Enabling HTTP/2 support is quite easy in the Total Uptime ADC-as-a-Service platform. In fact, if you’ve deployed SSL within the last few years, then HTTP/2 support is probably already active and ready to go on your packs in addition to HTTP/1.1.
In this article we’ll discuss a little bit about the history and benefits of HTTP/2 and where to look in the Total Uptime panel to ensure it is enabled for your web applications. If you already enabled WebSocket support, these settings are in the same place.
You may have heard of SPDY a number of years ago. If you have, then HTTP/2 will make a lot of sense to you because it was substantially derived from Google’s experimental SPDY protocol (pronounced Speedy).
The beauty of HTTP/2 is that it really is the next evolution or an extension of HTTP/1.x because it leaves alone its high-level semantics including verbs, methods, status codes, headers and URIs but vastly improves how data is transferred between the client and the server.
This is primarily accomplished with the implementation of multiplexing, which allows for significantly greater throughput, thus a massive performance boost some say is in excess of 50% to websites that traditionally make numerous requests for objects that make up a single page using HTTP/1.x. Interestingly, it also allows the server to push content to the client by essentially responding with more content than the client requested.

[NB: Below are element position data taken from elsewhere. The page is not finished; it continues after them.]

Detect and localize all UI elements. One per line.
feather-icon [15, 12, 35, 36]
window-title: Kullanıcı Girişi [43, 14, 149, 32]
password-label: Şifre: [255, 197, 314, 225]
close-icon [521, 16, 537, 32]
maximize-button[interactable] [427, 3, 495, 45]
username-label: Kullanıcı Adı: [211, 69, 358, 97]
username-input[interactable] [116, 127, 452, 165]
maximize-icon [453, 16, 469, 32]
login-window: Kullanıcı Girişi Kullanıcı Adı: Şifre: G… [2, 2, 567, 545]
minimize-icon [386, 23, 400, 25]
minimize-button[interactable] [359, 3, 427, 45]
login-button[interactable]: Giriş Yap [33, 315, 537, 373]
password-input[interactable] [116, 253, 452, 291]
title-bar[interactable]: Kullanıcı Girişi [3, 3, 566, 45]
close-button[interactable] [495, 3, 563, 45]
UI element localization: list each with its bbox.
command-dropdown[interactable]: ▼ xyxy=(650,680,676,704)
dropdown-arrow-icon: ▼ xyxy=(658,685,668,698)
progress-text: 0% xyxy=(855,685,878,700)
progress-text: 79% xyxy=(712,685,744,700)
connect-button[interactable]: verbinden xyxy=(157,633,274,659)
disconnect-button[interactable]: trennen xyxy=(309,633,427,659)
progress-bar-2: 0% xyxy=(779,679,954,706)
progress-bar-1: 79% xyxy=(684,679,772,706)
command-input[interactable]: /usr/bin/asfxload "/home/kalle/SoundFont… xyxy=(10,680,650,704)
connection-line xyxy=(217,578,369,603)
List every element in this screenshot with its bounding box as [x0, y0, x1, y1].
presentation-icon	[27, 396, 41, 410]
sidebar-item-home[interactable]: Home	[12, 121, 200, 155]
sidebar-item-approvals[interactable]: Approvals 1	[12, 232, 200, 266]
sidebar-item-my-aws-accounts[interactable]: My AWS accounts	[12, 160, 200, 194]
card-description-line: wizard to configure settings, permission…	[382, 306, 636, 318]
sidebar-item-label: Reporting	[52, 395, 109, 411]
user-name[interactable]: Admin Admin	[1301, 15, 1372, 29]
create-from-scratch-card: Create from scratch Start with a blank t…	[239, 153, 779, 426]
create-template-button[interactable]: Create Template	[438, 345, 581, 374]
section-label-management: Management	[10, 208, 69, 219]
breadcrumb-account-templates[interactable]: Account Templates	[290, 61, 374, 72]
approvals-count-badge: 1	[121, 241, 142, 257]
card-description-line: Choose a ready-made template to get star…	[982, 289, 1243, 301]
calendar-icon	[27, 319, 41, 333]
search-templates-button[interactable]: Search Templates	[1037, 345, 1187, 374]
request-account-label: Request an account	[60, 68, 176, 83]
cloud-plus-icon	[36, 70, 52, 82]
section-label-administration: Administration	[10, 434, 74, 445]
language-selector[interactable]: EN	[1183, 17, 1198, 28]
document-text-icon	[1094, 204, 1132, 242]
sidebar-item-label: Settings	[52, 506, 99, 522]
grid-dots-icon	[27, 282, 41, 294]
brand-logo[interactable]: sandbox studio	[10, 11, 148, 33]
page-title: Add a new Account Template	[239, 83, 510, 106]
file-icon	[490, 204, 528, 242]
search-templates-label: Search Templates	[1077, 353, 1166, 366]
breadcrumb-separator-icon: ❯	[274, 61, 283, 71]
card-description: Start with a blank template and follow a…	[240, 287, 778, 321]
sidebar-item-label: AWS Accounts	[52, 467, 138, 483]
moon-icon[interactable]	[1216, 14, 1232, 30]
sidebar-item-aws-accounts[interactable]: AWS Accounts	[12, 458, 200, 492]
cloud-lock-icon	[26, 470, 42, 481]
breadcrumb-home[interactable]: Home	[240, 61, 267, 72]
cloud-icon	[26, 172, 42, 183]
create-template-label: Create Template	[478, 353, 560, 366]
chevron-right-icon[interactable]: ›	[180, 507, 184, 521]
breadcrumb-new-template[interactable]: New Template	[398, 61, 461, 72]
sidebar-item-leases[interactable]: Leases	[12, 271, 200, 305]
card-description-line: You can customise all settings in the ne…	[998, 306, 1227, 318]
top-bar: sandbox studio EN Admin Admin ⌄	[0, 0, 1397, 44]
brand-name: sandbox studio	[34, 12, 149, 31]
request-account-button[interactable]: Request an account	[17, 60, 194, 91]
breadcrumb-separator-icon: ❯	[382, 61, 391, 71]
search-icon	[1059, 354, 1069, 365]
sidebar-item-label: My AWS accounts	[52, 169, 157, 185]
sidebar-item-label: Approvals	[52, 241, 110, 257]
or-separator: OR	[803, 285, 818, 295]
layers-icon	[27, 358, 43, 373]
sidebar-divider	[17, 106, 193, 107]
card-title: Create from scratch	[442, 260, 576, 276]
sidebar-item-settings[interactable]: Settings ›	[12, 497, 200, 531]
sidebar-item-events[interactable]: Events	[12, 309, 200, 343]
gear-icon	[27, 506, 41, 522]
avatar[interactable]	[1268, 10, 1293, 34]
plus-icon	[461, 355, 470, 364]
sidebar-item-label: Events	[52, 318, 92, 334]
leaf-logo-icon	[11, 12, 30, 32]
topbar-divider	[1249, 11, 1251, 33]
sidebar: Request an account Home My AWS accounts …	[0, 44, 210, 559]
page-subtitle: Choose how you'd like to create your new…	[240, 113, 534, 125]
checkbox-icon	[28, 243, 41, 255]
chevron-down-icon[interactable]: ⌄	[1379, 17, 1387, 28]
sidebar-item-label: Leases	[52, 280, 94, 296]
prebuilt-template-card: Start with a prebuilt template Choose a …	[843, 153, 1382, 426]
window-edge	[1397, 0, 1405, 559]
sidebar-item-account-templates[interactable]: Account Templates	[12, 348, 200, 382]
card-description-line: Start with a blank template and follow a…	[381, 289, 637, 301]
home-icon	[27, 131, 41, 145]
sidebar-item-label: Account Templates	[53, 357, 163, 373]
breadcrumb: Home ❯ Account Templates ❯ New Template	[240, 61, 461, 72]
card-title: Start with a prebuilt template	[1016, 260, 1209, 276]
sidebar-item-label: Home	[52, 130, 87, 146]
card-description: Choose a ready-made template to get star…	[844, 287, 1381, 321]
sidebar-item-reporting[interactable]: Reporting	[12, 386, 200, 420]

These big changes are at the low-layer with new binary framing (vs. plain text in HTTP/1.x) that dictates how all of the HTTP messages are encapsulated and transferred between the server and the client. The response queuing of HTTP/1.x and the resultant head-of-line blocking that drastically slowed things down is completely gone because HTTP/2 allows the client and server to break down HTTP messages into independent frames, multiplex them and stream them with weighted priorities on a single TCP connection that is now more efficiently utilized. The result is significantly improved browsing performance.
If you really want to learn the nuts and bolts of HTTP/2, then we suggest RFC7540 for your bedtime reading enjoyment.
In the Total Uptime panel, it’s easy to see if HTTP/2 is supported for your networking packs. There are two locations where you can check if it is enabled.
The first location to check is in the public facing port options dialog. This enables support between the client/user and Total Uptime. You’ll find these configuration options under the edge icon in the configuration builder. Click the edit icon beside your “SSL” port to see the configuration options as shown in the screenshot below.
Yes, the HTTP/2 setting is only in the SSL options dialog for two reasons. First, because major browsers (Firefox, Chrome, Safari, Opera, Edge) only support HTTP/2 over TLS, and even though it is technically possible to use over HTTP, we elected not to support it since no major browser does. Secondly, if you’re using TCP or SSL_PROXY, you would configure HTTP/2 on your device only since these are simply passthrough protocols whereas SSL is an optimization and potentially an offload protocol.
In the public facing port options dialog, you will see the HTTP Protocol selection box in the SSL Settings section as shown in the screenshot below.
The second location where HTTP/2 should be enabled is within the device itself. This enables support between Total Uptime and your device. To see the device configuration options, simply double-click it from the left navigation under “All Devices” as shown in the screenshot below.
Then, when in the device go to the ports and protocols tab and if you have SSL deployed for end-to-end communication from the client through to your device, you’ll see the option as shown in the screenshot below. If you don’t see it, then you don’t have SSL enabled.
Lastly, don’t forget to ensure it is enabled on your server. If it is a modern version such as IIS on Windows 2016 and newer, Apache 2.4.17 and newer, or Apache Tomcat 8.5 and newer, you’re probably already good to go.
To test if HTTP/2 is working through and through, this handy tool from Geekflare is what you’re looking for. Simply enter your domain name and it will run a live check.